In taking his appeal the appellant raises three questions, to wit:
1. Is appellee estopped from asserting its lien against appellant by reason of its conduct in filing its lien for record? (Appellant did not file its lien, in the office of the Motor Vehicle Commission in Tallahassee, within 10 days as required by Section 319.23(5), F.S.A.)
2. When are liens considered filed under the terms of Chapter 319, F.S.A., i.e. when submitted to an agent of the Motor Vehicle Commissioner in the field, or when actually received by the Motor Vehicle Commissioner in Tallahassee?
3. Was there a duty on the part of appellant to make inquiry to each of the private tag agencies in the State of Florida as to liens, or could he rely on the records of the Motor Vehicle Commissioner in Tallahassee?
The first question, that of estoppel, is disposed of on technical grounds. The appellant, in paragraph 6 of his answer, pleaded estoppel as a defense. On motion of appellee, this portion of the answer was stricken by the court and appellant was allowed to plead further, which he did not do. Estoppel is an affirmative defense which must be specially pleaded and is waived if not pleaded. MacGregor v. Hosack, Fla., 58 So. 2d 513. 30 F.S.A. Florida Common Law Rules, Rule 9(d). Further, the action of the court in striking the pertinent portion of appellant's answer is not assigned as error, and therefore is not properly before us.
The second question raised by appellant does not appear to be based on any ruling or decision of the court below, and in any event we think it is unnecessary to be decided by us in reaching a decision since we do not agree, as contended by appellant, that Section 319.15, F.S.A., is applicable, but construe the following portion of Section 319.27(2) to be controlling in factual situations such as found here.
"* * * Provided, however, that the lien shown on the application for original certificate of title shall take priority over all liens or encumbrances filed subsequent to the date shown on such application. * * *"

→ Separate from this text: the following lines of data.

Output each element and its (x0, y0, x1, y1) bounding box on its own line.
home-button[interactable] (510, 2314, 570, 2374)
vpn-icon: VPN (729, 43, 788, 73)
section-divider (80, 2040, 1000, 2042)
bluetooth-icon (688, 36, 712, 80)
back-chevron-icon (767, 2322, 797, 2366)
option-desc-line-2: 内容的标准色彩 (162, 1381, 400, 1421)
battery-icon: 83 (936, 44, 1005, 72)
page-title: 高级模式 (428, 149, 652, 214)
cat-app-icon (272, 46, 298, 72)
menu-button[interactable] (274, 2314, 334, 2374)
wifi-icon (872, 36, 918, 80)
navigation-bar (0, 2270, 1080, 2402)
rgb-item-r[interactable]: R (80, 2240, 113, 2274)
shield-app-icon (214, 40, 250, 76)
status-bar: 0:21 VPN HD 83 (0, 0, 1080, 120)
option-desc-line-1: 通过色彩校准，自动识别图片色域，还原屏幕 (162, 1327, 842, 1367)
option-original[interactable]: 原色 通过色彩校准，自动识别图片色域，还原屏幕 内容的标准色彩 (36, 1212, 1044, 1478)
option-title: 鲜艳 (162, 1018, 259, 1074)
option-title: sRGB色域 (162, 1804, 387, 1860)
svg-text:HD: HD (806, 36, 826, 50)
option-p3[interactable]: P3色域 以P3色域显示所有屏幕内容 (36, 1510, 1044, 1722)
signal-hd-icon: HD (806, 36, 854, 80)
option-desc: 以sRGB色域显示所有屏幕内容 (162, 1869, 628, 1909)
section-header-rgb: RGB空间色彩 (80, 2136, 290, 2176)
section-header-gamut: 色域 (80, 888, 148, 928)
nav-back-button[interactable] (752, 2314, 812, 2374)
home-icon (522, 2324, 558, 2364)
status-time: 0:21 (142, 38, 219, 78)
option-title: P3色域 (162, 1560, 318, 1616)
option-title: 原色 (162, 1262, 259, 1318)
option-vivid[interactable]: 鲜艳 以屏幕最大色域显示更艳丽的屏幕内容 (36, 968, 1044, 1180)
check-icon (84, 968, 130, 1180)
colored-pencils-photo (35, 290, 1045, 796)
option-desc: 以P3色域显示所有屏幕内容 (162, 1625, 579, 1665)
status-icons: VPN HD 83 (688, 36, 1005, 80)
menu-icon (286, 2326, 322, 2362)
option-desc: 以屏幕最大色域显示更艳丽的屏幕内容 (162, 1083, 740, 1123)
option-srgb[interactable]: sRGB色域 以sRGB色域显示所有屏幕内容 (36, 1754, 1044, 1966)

We have previously held that Section 319.27, F.S.A., controls the rights of the owners of chattel mortgages, conditional sales contracts, or similar instruments covering a motor vehicle. McQueen v. M & J Finance Corp., Fla., 59 So. 2d 49; Livingston v. National Shawmut Bank of Boston, Fla., 62 So. 2d 13; Vincent v. General Motors Acceptance Corporation, Fla., 75 So. 2d 778.
The third question raised by appellant need not be considered, since it does not relate to any ruling or decision of the court below, was not essential to its conclusion, and need not be determined by this Court in reaching a decision.
The basic question to be determined is whether the lien acquired by Colonial Finance Corporation was valid as against the appellant, who claims to be a good faith purchaser, for value and without notice of appellee's lien.
We feel that the court below decided this question properly. Appellant does not contend that the conditional sales contract, which was assigned to appellee, was not valid as against K.W. O'Haver, through whom appellant must trace his title. In the absence of some intervening principle of estoppel, no one can convey better title than he has, and conversely, in the absence of some such intervening right, one cannot claim a better title than he, in fact, receives. Glass v. Continental *877 Guaranty Corporation, 81 Fla. 687, 88 So. 876, 25 A.L.R. 312; Commercial Credit Co. v. Neel, 91 Fla. 505, 107 So. 639. As above stated the question of estoppel is not before us. Therefore, we must conclude that appellee's lien was a valid first lien, subject to its being recorded, according to the statute, before any other lien was recorded.
Appellee did file the first application for original certificate of title and its lien was properly shown thereon. Its lien therefore was prior in dignity to the rights of appellee. ยง 319.27(2), supra.
The judgment appealed from is affirmed.
DREW, C.J., and THOMAS and ROBERTS, JJ., concur.